L'homme et l’infirmière étaient placés en garde à vue au commissariat de Béziers le 6 décembre 2021. Ils reconnaissaient les faits. L'homme affirmait ne pas avoir confiance dans la vaccination anti COVID mais qu'il avait besoin d'un passe sanitaire dans le cadre de ses activités musicales. De son côté, l'infirmière expliquait avoir agi ainsi à l'égard de ce seul patient, qu'elle connaissait par ailleurs, afin de lui rendre service.

Le 8 décembre 2021, à l'issue de leur garde à vue, ils étaient présentés au parquet qui décidait de poursuivre l'homme du chef d'escroquerie et l'infirmière du chef de complicité d'escroquerie. Dans l'attente de leur procès le 28 février 2022, le juge des libertés et de la détention les plaçait sous contrôle judiciaire dans le cadre duquel l'infirmière se voyait imposer l’interdiction d'exercer son activité professionnelle, tout en lui imposant une obligation de soins psychologiques compte tenu d'une fragilité de son état mental mise en évidence pendant l'enquête. Elle ne travaillait plus au centre de vaccination de Béziers depuis le mois de septembre 2021.

Les deux prévenus n'ont jamais été condamnés jusqu'à présent.
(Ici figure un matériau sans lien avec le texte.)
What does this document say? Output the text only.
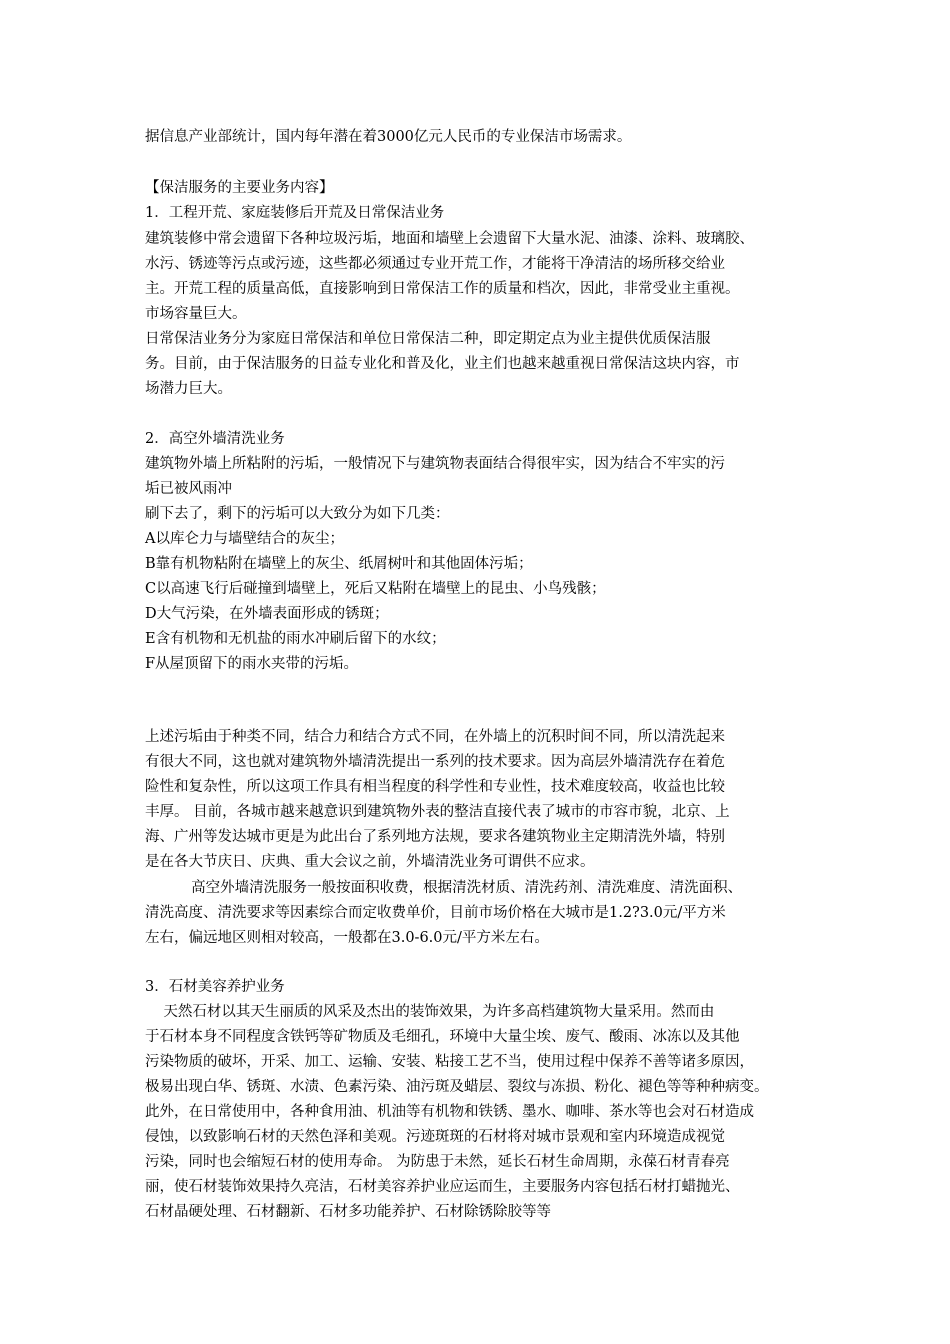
据信息产业部统计，国内每年潜在着3000亿元人民币的专业保洁市场需求。
【保洁服务的主要业务内容】
1．工程开荒、家庭装修后开荒及日常保洁业务
建筑装修中常会遗留下各种垃圾污垢，地面和墙壁上会遗留下大量水泥、油漆、涂料、玻璃胶、
水污、锈迹等污点或污迹，这些都必须通过专业开荒工作，才能将干净清洁的场所移交给业
主。开荒工程的质量高低，直接影响到日常保洁工作的质量和档次，因此，非常受业主重视。
市场容量巨大。
日常保洁业务分为家庭日常保洁和单位日常保洁二种，即定期定点为业主提供优质保洁服
务。目前，由于保洁服务的日益专业化和普及化，业主们也越来越重视日常保洁这块内容，市
场潜力巨大。
2．高空外墙清洗业务
建筑物外墙上所粘附的污垢，一般情况下与建筑物表面结合得很牢实，因为结合不牢实的污
垢已被风雨冲
刷下去了，剩下的污垢可以大致分为如下几类：
A以库仑力与墙壁结合的灰尘；
B靠有机物粘附在墙壁上的灰尘、纸屑树叶和其他固体污垢；
C以高速飞行后碰撞到墙壁上，死后又粘附在墙壁上的昆虫、小鸟残骸；
D大气污染，在外墙表面形成的锈斑；
E含有机物和无机盐的雨水冲刷后留下的水纹；
F从屋顶留下的雨水夹带的污垢。
上述污垢由于种类不同，结合力和结合方式不同，在外墙上的沉积时间不同，所以清洗起来
有很大不同，这也就对建筑物外墙清洗提出一系列的技术要求。因为高层外墙清洗存在着危
险性和复杂性，所以这项工作具有相当程度的科学性和专业性，技术难度较高，收益也比较
丰厚。 目前，各城市越来越意识到建筑物外表的整洁直接代表了城市的市容市貌，北京、上
海、广州等发达城市更是为此出台了系列地方法规，要求各建筑物业主定期清洗外墙，特别
是在各大节庆日、庆典、重大会议之前，外墙清洗业务可谓供不应求。
高空外墙清洗服务一般按面积收费，根据清洗材质、清洗药剂、清洗难度、清洗面积、
清洗高度、清洗要求等因素综合而定收费单价，目前市场价格在大城市是1.2?3.0元/平方米
左右，偏远地区则相对较高，一般都在3.0-6.0元/平方米左右。
3．石材美容养护业务
天然石材以其天生丽质的风采及杰出的装饰效果，为许多高档建筑物大量采用。然而由
于石材本身不同程度含铁钙等矿物质及毛细孔，环境中大量尘埃、废气、酸雨、冰冻以及其他
污染物质的破坏，开采、加工、运输、安装、粘接工艺不当，使用过程中保养不善等诸多原因，
极易出现白华、锈斑、水渍、色素污染、油污斑及蜡层、裂纹与冻损、粉化、褪色等等种种病变。
此外，在日常使用中，各种食用油、机油等有机物和铁锈、墨水、咖啡、茶水等也会对石材造成
侵蚀，以致影响石材的天然色泽和美观。污迹斑斑的石材将对城市景观和室内环境造成视觉
污染，同时也会缩短石材的使用寿命。 为防患于未然，延长石材生命周期，永葆石材青春亮
丽，使石材装饰效果持久亮洁，石材美容养护业应运而生，主要服务内容包括石材打蜡抛光、
石材晶硬处理、石材翻新、石材多功能养护、石材除锈除胶等等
Ils encourent les peines maximales de cinq ans d'emprisonnement et 375 000 € d'amende, outre pour l'infirmière l’interdiction définitive ou pendant cinq ans maximum d’exercer cette profession.

Le 28 février 2022, le tribunal correctionnel de Béziers a condamné l'employé de l'Education nationale et l'infirmière à 6 mois d’emprisonnement avec sursis.

Le parquet avait également requis des interdictions d'exercer leur profession qui n'ont pas été prononcées. Toutefois,  le tribunal n’a pas fait droit à leur demande de dispense d’inscription de ces condamnation à leur casier judiciaire.